The people and creatures of Vodia were no more unthinking servants than Laura had been to Susan, and though they now shared the kind of telepathic interface that Laura had come to take for granted, they were not slaves to the nature of the Symbiont. There were scores to be settled, plays to be made, and fights to be had across the entire surface of two worlds. At first, the change was brutal and terrifying, and those hume that managed to avoid exposure rose up with their weapons and encased in their biohazrd suits and airtight weapons, they sought to purge the death the plagued them. Raging war with change, the hume soon learned that even a newly borne symbiote, be it hume or animal, would show no mercy when cornered. Blood flowed in rivers as the revolution of planet, body, and mind turned bloody.

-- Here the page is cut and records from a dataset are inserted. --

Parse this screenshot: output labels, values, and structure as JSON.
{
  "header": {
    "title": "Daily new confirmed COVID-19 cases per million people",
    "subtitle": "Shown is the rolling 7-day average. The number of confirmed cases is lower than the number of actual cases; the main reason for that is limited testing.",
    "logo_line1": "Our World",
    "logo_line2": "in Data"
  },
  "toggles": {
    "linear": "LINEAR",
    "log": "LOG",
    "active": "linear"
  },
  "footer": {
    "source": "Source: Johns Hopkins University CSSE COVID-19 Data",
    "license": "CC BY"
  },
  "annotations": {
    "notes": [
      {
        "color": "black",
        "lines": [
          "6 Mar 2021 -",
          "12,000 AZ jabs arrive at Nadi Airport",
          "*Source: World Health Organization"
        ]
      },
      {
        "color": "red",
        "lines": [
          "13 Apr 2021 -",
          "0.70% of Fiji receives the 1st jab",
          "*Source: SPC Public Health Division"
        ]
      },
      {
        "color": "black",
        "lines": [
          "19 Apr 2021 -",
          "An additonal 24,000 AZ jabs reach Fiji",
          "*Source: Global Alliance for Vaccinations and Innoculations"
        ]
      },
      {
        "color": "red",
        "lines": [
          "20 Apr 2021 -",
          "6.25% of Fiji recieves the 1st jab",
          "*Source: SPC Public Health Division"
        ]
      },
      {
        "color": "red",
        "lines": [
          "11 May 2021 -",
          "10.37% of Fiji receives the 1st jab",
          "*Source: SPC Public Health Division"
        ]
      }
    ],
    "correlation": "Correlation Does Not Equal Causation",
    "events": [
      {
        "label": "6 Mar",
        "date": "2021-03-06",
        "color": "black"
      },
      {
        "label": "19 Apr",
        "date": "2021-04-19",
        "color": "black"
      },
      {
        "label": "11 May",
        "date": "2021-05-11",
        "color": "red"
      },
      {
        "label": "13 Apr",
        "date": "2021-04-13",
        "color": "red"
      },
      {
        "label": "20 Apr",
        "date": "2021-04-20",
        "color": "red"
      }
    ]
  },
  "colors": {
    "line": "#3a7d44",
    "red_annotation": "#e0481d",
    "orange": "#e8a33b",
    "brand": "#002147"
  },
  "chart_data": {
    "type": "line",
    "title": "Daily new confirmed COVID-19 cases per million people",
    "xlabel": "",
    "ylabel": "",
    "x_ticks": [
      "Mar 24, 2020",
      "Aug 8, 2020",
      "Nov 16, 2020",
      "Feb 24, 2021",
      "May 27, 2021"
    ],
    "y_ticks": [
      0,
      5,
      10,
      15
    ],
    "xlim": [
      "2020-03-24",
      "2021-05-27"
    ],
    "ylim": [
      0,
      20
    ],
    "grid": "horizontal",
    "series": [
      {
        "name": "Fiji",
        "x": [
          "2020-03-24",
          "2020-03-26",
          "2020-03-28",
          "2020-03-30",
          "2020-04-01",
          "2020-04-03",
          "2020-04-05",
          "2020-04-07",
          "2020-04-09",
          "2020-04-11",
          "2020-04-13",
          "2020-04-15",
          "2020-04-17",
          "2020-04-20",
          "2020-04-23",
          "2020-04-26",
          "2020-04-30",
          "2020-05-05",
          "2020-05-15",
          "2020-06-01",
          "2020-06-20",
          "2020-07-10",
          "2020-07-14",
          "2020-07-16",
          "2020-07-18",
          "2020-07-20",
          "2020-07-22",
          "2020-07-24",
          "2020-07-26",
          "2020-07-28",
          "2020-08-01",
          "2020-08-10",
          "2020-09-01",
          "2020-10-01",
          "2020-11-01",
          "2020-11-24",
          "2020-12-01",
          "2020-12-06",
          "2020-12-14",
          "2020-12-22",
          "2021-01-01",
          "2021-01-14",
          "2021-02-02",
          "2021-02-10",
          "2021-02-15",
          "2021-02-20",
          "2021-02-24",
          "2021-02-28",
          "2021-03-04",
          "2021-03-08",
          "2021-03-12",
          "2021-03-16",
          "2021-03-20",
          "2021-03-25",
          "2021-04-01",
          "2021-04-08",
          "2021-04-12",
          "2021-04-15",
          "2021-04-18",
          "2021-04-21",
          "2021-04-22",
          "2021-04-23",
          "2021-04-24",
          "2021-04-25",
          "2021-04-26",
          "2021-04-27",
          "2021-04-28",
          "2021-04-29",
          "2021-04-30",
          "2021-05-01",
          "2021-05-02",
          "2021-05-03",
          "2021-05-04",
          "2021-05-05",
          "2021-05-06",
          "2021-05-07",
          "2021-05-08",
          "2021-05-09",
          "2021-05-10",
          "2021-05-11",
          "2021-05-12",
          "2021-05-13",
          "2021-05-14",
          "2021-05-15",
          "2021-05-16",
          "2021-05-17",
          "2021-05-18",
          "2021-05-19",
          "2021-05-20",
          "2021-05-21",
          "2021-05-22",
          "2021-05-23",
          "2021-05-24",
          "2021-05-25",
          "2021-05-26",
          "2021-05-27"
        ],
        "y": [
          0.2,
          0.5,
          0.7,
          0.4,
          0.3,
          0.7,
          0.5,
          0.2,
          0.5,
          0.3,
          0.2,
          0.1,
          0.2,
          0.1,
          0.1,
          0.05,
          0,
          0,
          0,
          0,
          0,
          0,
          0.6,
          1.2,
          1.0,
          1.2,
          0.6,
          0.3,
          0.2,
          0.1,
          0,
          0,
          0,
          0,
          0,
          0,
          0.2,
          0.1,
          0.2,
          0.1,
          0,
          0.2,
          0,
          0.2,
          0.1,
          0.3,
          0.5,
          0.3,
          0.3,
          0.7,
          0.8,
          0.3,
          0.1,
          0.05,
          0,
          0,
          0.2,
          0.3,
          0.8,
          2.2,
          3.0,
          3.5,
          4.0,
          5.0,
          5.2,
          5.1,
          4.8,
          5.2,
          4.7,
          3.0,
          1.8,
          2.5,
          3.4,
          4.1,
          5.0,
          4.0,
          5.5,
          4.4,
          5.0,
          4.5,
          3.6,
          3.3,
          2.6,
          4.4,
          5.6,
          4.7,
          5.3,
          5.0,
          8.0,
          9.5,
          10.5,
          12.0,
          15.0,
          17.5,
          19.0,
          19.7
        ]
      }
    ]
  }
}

Unconcerned with the petty squabbles of dying armies and desperate politics, Laura focused on the inevitable future and protected her capital city from all who sought to conquer it. Many powerful Priests accepted their new forms and the powers they gained with it, and rose to challenge her position. Many an electorate called for a democratic election to determine through debate the best choice for Master Priest. She accepted the challenges and offers to debate with grace and candor. She fought as savagely as C’rona had in her younger years, and debated as smoothly as Susan often did. Susan would never have had to fight — she had an aura of authority about her that Laura was still developing. She also had wisdom, and patience, and a willingness to sacrifice herself for her people’s needs that went beyond any leader Laura had ever known. Laura faced the last of the priests, winded, bleeding, having won the election, and now having to keep that election through force, skill, and determination.
I’m in the square of testing. Face me, and you’ll be given one chance to take Leadership of Vodia. If you’re worthy, I’ll leave you in charge and go back to Antans. If you’re not, I hope you’re smart enough to bow out before I have to kill you.
Joni and Trina sat on either side of her jade throne, as they had for Master Toen so many decades before, though now they were hardly helpless victims in a cruel system. They dispatched with assassins, both hume and symbiotic, protecting the new mother of their world with a savage grace not seen on Vodia since the attempted expulsion of the Storm Clan some three generations prior. They preened like kittens after a fight, proud to be hands to the most powerful woman on two worlds.
“My children, do you think I did the right thing?” Laura said, knowing that countless millions had died, unable to accept the symbiont as part of them.
Joni smiled his answer, his bare teeth glowing brightly in the light of a sunny day. “Let them come and prove us wrong.”
One by one the opponents had come. Hundreds of them journeyed from all over the globe, each choosing to fight her or debate her for their own reasons. Some were wise, and chose simple tests, games of skill, wit, and integrity — wanting merely to assure themselves that Laura was a worthy Leader. Some, however, tested her prowess in battle, and nearly half of them were intent on mortal combat. Laura fought without mercy. Seven men and four women died in three days time, before those that thought they could take her learned the incredible power of Laura’s mind and body. Hers was not a rule of force, however. Once the fighting stopped and people grew comfortable with change, Life went on for all with much the same pace it had before. Peace was finally a reality on Vodia, and Laura, newly bonded Leader of her people, was finally at peace with herself.




Tuesday, June 29th 2010 at 8:37 am |
Change is hard on life, and it looks like the change to a living planet was very hard on Vodia. At least some where willing to accept her as leader after seeing Laura has a strong mind and respect for life.
Still that had to be hard to watch a good portion of the population just get sick and not make it.